Он был любезным человеком, прячущимся за грубостью и суетой. Чтобы утешить осиротевшего юнца, он беседовал с ним в своем синем офисе о философии перевоплощений, убеждая, что его родители уже приготовились к возрождению в каком-нибудь месте, если, конечно, не были настолько святыми, чтобы достичь окончательной благодати.[148]
Так что именно Мхатр сподвиг Фаришту к его занятиям темой реинкарнации — и не только реинкарнации. Бабасахеб был парапсихологом[149] — любителем, столовращателем и заклинателем духов при помощи стакана.[150] «Но я лишился этого, — сказал он своему протеже мелодраматическим тоном, жестикулируя и хмурясь, — после того, как испугался за свою проклятую жизнь».Однажды (вспоминал Мхатр) стакан посетили весьма любезные духи, такие вот дружелюбные парни, глянь-ка, что я подумал, не задать ли им более серьезные вопросы.
Эта история глубоко засела в сознании юного слушателя, который даже до смерти матери был убежден в существовании потустороннего мира. Иногда, когда он оглядывался вокруг (особенно в полуденный зной, когда воздух становился вязким), мир видений, его особенности, обитатели, предметы, казалось, проглядывали сквозь атмосферу подобно скоплению горячих айсбергов,[154]

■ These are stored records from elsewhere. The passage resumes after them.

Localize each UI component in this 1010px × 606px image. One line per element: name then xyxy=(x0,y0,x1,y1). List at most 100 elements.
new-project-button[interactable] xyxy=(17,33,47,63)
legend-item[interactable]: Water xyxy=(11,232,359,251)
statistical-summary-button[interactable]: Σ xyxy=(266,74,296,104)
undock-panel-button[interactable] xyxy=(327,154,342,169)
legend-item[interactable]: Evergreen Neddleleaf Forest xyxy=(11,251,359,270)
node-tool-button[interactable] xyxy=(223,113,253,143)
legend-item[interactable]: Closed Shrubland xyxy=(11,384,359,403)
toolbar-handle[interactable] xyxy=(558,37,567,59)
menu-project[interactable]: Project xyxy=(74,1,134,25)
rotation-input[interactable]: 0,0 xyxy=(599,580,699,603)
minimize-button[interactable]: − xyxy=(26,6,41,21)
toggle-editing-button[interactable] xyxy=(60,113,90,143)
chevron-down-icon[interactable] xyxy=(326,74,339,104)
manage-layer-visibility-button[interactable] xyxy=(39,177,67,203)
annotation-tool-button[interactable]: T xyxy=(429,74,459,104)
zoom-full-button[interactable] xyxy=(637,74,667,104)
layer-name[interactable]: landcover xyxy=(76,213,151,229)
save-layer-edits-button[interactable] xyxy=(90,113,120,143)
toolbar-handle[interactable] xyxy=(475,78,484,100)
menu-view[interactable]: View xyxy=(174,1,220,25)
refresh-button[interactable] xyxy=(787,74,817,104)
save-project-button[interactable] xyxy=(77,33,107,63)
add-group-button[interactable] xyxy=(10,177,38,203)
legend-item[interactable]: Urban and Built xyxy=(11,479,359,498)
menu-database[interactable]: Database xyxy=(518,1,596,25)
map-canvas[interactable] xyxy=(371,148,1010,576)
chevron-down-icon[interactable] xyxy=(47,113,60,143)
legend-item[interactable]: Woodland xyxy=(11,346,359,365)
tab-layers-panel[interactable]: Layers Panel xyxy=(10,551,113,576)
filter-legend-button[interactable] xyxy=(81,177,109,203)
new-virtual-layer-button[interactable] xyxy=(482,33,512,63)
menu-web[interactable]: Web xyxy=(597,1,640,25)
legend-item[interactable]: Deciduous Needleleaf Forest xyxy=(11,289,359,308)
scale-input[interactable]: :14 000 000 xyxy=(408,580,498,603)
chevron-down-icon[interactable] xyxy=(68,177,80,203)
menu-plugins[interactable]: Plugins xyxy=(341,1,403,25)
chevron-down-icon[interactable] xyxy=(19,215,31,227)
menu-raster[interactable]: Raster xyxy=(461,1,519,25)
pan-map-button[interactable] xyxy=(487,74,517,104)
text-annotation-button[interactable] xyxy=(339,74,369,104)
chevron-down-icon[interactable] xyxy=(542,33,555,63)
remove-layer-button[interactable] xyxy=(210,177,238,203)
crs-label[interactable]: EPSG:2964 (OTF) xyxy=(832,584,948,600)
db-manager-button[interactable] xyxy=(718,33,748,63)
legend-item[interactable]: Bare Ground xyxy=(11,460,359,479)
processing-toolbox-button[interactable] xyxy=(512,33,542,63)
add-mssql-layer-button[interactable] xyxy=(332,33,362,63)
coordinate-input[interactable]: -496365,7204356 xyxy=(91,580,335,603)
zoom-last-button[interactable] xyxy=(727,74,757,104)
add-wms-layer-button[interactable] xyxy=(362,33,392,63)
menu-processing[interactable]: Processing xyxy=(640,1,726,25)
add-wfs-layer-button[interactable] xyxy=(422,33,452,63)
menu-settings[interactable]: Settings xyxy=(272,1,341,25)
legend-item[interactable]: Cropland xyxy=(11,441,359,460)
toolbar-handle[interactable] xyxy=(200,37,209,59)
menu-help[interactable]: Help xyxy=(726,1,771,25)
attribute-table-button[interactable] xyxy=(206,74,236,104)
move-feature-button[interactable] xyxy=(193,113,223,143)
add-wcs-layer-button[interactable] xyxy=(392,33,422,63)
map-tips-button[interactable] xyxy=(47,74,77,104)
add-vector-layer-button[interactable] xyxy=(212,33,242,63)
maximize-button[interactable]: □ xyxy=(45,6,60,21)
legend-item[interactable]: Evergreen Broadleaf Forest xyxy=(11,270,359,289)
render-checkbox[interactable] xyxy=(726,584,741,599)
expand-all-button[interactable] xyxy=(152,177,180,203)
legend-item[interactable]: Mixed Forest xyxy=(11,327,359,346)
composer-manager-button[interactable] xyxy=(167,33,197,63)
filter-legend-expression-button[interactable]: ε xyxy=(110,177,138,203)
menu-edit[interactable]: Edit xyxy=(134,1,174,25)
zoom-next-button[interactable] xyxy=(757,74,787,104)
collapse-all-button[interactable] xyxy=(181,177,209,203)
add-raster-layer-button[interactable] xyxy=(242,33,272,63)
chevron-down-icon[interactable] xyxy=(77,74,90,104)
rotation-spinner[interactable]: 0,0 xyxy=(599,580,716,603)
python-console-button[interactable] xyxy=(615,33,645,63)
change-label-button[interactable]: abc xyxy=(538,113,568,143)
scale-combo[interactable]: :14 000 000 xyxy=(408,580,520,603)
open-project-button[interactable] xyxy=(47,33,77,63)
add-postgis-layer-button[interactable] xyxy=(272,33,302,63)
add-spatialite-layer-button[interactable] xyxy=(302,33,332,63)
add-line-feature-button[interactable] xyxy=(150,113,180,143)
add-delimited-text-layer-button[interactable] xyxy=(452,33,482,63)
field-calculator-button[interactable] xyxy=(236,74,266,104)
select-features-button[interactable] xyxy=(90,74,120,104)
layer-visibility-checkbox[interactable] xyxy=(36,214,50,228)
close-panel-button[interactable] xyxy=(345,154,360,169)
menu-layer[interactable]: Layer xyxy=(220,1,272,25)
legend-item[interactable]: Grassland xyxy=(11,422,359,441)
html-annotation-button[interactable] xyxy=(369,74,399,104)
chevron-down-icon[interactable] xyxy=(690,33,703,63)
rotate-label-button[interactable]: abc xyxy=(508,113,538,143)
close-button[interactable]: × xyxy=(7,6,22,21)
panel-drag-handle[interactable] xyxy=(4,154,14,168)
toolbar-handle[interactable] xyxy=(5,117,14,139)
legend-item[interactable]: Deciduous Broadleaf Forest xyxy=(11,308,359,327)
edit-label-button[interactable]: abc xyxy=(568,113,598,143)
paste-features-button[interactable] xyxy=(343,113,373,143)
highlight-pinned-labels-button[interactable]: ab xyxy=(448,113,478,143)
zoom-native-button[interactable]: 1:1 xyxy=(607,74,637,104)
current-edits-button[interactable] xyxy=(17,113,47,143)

и у него возникала мысль, что все они продолжались за поверхностью жидкого воздуха: люди, автомобили, собаки, киноафиши, деревья, девять десятых всего этого было скрыто от его глаз. Ему достаточно было моргнуть, чтобы иллюзия растаяла, но смысл этого никогда не покидал его. В нем росла вера в Бога, ангелов, демонов, ифритов,[155] джиннов:[156] столь прозаичная, будто это были воловьи упряжки или фонарные столбы, и это порождало его разочарование в собственном зрении за то, что ему ни разу не удавалось увидеть привидение. Он мечтал встретить волшебного оптика, чтобы купить у него пару изумрудных очков,[157] которые исправили бы его прискорбную близорукость и помогли бы видеть сквозь плотный, ослепляющий воздух невероятный мир под ним.От своей матери Неймы Наджмуддин он слышал много историй о Пророке,[158]
и если погрешности проникали в ее версию, он не хотел даже знать, каковы они. «Каков человек! — думал он. — Какой ангел не пожелает разговаривать с ним?» Иногда, тем не менее, он ловил себя в процессе возникновения богохульных мыслей; например, когда он ложился спать в своей постели в резиденции Мхатра и его думы дрейфовали без усердного контроля рассудка, засыпающее воображение начинало сравнивать его состояние с таковым Пророка в те времена, когда тот, осиротевший и лишившийся поддержки, успешно взялся за работу бизнес-менеджером богатой вдовы Хадиджи,[159] после чего женился на ней. Скользя по просторам сна, он видел себя сидящим на усыпанном розами троне и застенчиво улыбающимся под сари-паллу,[160] которой скромно прикрывал лицо, пристально разглядывая в лежащем на коленях зеркальце черты своего нового мужа, Бабасахеба Мхатра, любовно приближающегося к нему, чтобы отодвинуть ткань сари. Этот сон о свадьбе с Бабасахебом заставлял его просыпаться в горячем румянце стыда, после чего он начинал волноваться о том, что столь ужасное видение могло повредить его косметику.Главным образом, однако, его религиозная вера была весьма сдержанной, требующей не большего внимания, чем любое другое занятие. Когда Бабасахеб Мхатр взял его в свой дом, это вселило в молодого человека уверенность, что он был не один в мире, что что-то проявляло заботу о нем, поэтому он совершенно не был удивлен, когда Бабасахеб вызвал его в синий офис утром его двадцать первого дня рождения и уволил, даже не собираясь выслушивать его апелляции.
— Ты уволен, — сияя, отчеканил Мхатр. — Недоволен? Ты рассчитан. То-то! Ну-ка,
— Но, дядя…
— Закрой рот.
Тогда Бабасахеб сделал сироте величайший в его жизни подарок, сообщив ему, что с ним хочет встретиться легендарный киномагнат, господин Д. В. Рама; для прослушивания.
— Это только для виду, — заверил Бабасахеб. — Рама — мой хороший друг, и мы уже все обсудили. Немного участия для начала, потом все будет зависеть от тебя. Теперь иди с глаз долой и прекрати делать такую скромную физиономию, это тебе не идет.